The death toll from the worst mass shooting in Canadian history has risen to 18, Prime Minister Justin Trudeau says, with the tally including including a police officer and the gunman.
"A gunman claimed the lives of at least 18 people, among them a woman in uniform whose job it is to protect lives even if it endangers her own," Trudeau told reporters, referring to Royal Canadian Mounted Police constable Heidi Stevenson, who was killed yesterday in the shooting spree in the Atlantic province of Nova Scotia.
"It happened in small towns: Portapique, Truro, Milford and Enfield, places where people have deep roots, places where people know their neighbours and look out for one another," Trudeau said.
"Violence of any kind has no place in Canada. We stand with you and we grieve with you," he said, addressing the nation.
Nova Scotia Premier Stephen McNeil told reporters this was "one of the most senseless acts of violence in our province's history".
The Royal Canadian Mounted Police said the gunman, 51-year-old Gabriel Wortman, who worked as a denturist, appeared at one stage to have been wearing part of a police uniform.
He had also painstakingly disguised his car to look like a police cruiser.
The 12-hour rampage started on Sunday and ended with a car chase.
Police said the suspect shot people at different locations in Nova Scotia, many of them randomly. He was killed in a confrontation with police.
The tragedy began when police officers responded to a "firearms complaint" at a home in the small town of Portapique and advised residents to lock themselves indoors.
The officers found "several casualties" inside and outside the home, but did not find the suspect.
A neighbour told CBC News that he saw three properties were also on fire in the area at the time.
RCMP officers continued pursuing Wortman for hours, following a series of crime scenes that police said were "scattered across the province" and which they are still working to piece together.
He was killed after being intercepted by officers at a petrol station in Enfield, about 92km south of Portapique. Witnesses reported seeing a body lying on the ground.
Policewoman among victims
RCMP Constable Heidi Stevenson, who had served in the force for 23 years, was among those killed.
"Heidi answered the call of duty and lost her life while protecting those she served," Nova Scotia RCMP commanding officer, assistant commissioner Lee Bergerman said in a Facebook post.
"Two children have lost their mother and a husband his wife.

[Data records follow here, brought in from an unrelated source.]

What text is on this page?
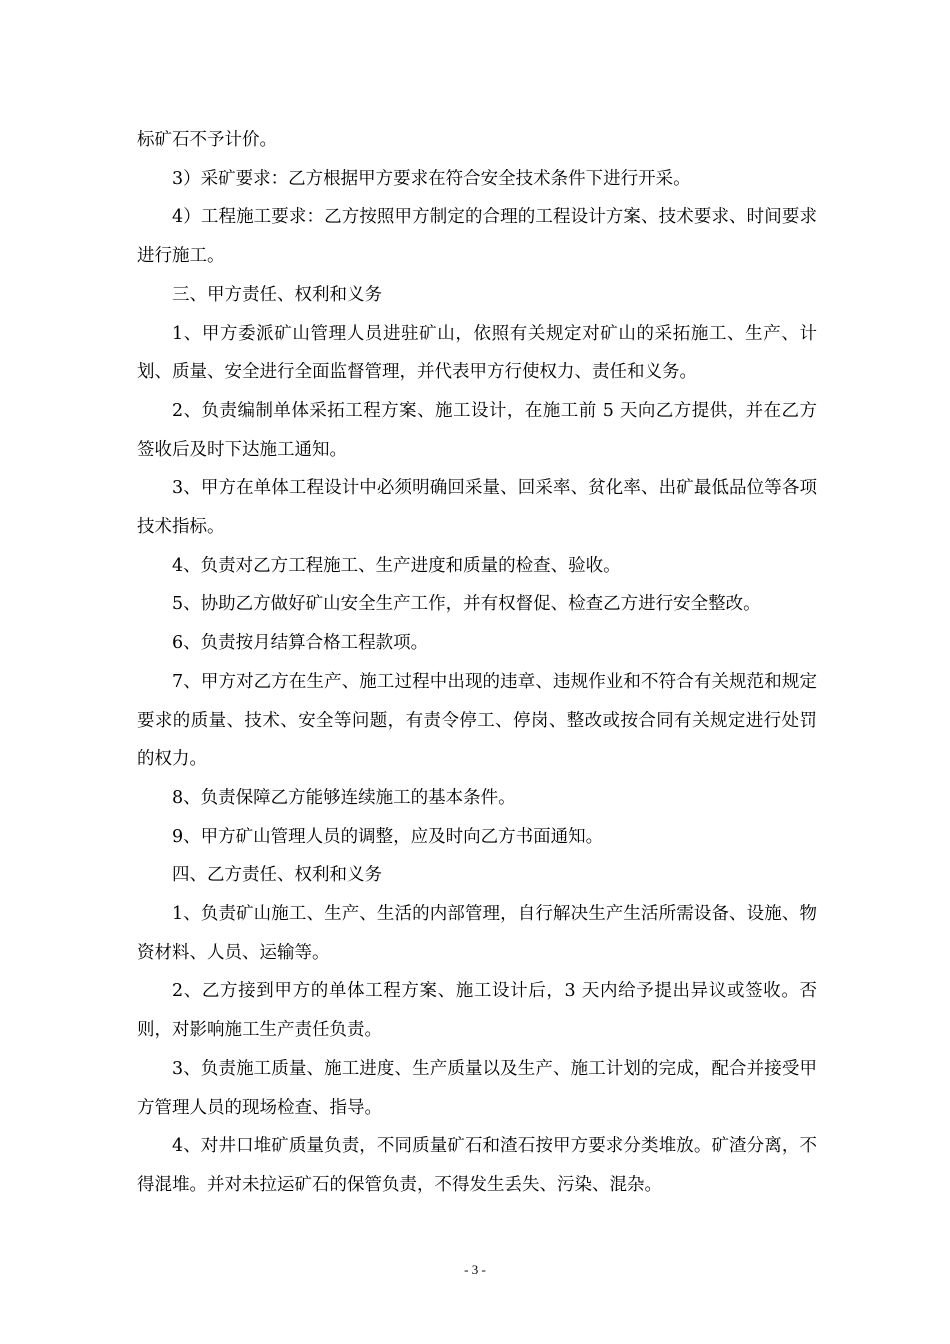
标矿石不予计价。

3）采矿要求：乙方根据甲方要求在符合安全技术条件下进行开采。

4）工程施工要求：乙方按照甲方制定的合理的工程设计方案、技术要求、时间要求进行施工。

三、甲方责任、权利和义务

1、甲方委派矿山管理人员进驻矿山，依照有关规定对矿山的采拓施工、生产、计划、质量、安全进行全面监督管理，并代表甲方行使权力、责任和义务。

2、负责编制单体采拓工程方案、施工设计，在施工前 5 天向乙方提供，并在乙方签收后及时下达施工通知。

3、甲方在单体工程设计中必须明确回采量、回采率、贫化率、出矿最低品位等各项技术指标。

4、负责对乙方工程施工、生产进度和质量的检查、验收。

5、协助乙方做好矿山安全生产工作，并有权督促、检查乙方进行安全整改。

6、负责按月结算合格工程款项。

7、甲方对乙方在生产、施工过程中出现的违章、违规作业和不符合有关规范和规定要求的质量、技术、安全等问题，有责令停工、停岗、整改或按合同有关规定进行处罚的权力。

8、负责保障乙方能够连续施工的基本条件。

9、甲方矿山管理人员的调整，应及时向乙方书面通知。

四、乙方责任、权利和义务

1、负责矿山施工、生产、生活的内部管理，自行解决生产生活所需设备、设施、物资材料、人员、运输等。

2、乙方接到甲方的单体工程方案、施工设计后，3 天内给予提出异议或签收。否则，对影响施工生产责任负责。

3、负责施工质量、施工进度、生产质量以及生产、施工计划的完成，配合并接受甲方管理人员的现场检查、指导。

4、对井口堆矿质量负责，不同质量矿石和渣石按甲方要求分类堆放。矿渣分离，不得混堆。并对未拉运矿石的保管负责，不得发生丢失、污染、混杂。

- 3 -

Parents lost their daughter and countless others lost an incredible friend and colleague," Commissioner Bergerman said.
Lisa McCully, a teacher at Debert Elementary School, was also killed in the attack, according to a statement from the Nova Scotia Teachers Union.

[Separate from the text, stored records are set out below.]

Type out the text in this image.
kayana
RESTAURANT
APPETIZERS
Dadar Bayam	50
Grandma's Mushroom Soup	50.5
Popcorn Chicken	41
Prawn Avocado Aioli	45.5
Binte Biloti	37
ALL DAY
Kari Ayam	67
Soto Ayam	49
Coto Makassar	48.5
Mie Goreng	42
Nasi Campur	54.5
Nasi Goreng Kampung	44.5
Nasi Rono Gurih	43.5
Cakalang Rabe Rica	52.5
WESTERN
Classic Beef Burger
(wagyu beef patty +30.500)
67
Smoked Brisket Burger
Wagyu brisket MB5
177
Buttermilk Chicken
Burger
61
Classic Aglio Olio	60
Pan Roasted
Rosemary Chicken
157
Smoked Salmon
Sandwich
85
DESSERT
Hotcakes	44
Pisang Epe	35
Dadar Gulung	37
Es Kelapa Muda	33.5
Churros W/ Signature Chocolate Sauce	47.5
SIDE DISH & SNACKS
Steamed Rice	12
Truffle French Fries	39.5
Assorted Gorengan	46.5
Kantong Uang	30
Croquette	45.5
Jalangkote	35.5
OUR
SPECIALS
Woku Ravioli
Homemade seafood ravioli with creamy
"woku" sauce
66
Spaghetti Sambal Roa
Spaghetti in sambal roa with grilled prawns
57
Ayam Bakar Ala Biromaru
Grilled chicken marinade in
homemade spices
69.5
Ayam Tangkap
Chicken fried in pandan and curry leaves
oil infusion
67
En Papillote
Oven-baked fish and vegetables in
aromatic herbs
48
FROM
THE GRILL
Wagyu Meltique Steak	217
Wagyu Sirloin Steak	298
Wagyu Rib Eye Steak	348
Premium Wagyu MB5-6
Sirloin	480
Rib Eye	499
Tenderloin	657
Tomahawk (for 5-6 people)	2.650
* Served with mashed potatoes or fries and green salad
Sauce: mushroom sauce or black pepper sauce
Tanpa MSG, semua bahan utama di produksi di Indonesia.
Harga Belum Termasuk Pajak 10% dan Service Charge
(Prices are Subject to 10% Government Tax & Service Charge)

It said union members - along with colleagues, students, family and friends - were heartbroken, adding that McCully was known "not only as a passionate teacher but as a shining love in their lives".
Other victims listed by the Globe and Mail newspaper included Jamie Blair and Greg Blair; and Heather O'Brien, a nurse from Truro, east of Portapique.
Gunman's motivation 'turned to randomness'
Neighbours say Wortman owned a successful denture clinic in Dartmouth, and had a strong interest in RCMP and RCMP memorabilia, the Globe reports.
Chief Superintendent Chris Leather said he was not aware that Wortman had a history of violence, or extremist political views, and that there did not appear to be anything linking the victims to each other.
RCMP Commissioner Brenda Lucki said she believed the gunman had an initial "motivation" that "turned to randomness", according to CBC News.
The police provided few details about how the suspected gunman died.
At his press conference, Trudeau celebrated the first responders at the scene in Nova Scotia but did not name Wortman.
"Do not give him the infamy" he so wanted, the prime minister said.